(From an article I posted to the O-Net in December 1996.)

John gives me an ideal opportunity to provide a tribute to Willie Rushton, who died recently. His book “Pigsticking, A Joy for Life” provides brief details of how to participate in nearly every sport imaginable, and includes a section on orienteering. I quote:

I thought it consisted solely of sprinting cross-country through the Pilgrim’s Progress with only a despondent A-Z of Slough to bring you solace, a sport designed for clean-living militant Christians.

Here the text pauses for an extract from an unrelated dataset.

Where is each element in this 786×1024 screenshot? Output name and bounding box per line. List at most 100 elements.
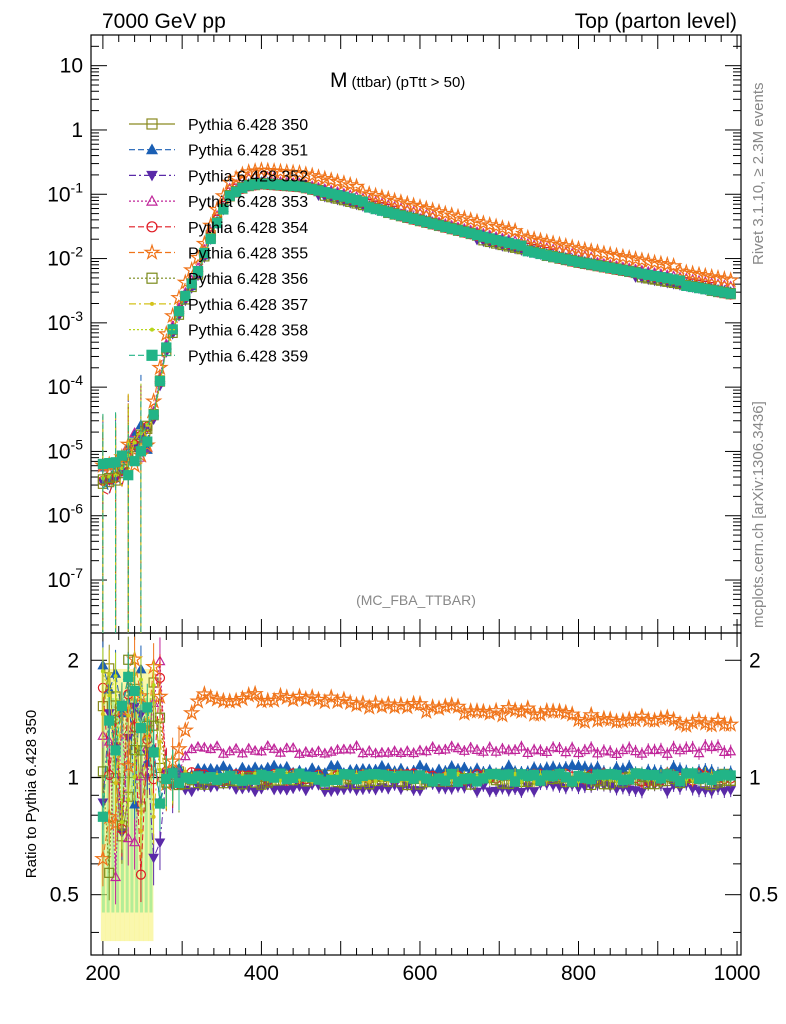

At international level it is the survival of the fittest, not only the fittest but an even rarer breed who can also read intelligently on the trot through unknown terrain. In the broader view, it is car-rallying for pedestrians. The Swedes invented it to alleviate the boring nature of running. I can only run 50 yards at best, and am bored stiff in that short time. If I was doing The Times crossword, however, at the same time, I would be arse over elbow in the first five feet, but interested and amused. That is orienteering. Armed with a map, a compass and a list of control points, the competitors set off at one-minute intervals into the unknown, and unknown it is. Not only is the course a total secret until the start, but its very location also is until as late as possible. It is quite often composed under the guise of a NATO operation or such. So bang goes the obvious device of having your family, the more elderly, the children, line some part of the fast lane, to wave Swedish flags, shout encouragement and point vigorously in the wrong direction. Better that they enter. It is an ideal occupation for both tortoise and hare.

To this end, competitors are offered a choice of routes, the classic alternative is “over or round”, and while the young and virile can pick a swift belt down a sheep-track for a mile, some of us may well prefer to make our own way less actively to the same objective through a couple of hundred yards of light jungle. The speediest mind wins. The experts consult their maps every two seconds while moving at pace. One move in the wrong direction and you’re doomed. The forests echo with the distant cries of failed orienteers.

That’s always struck me as a pretty good summary of the sport. Can anyone provide an earlier example of a comparison with doing a crossword whilst running than this 1977 example?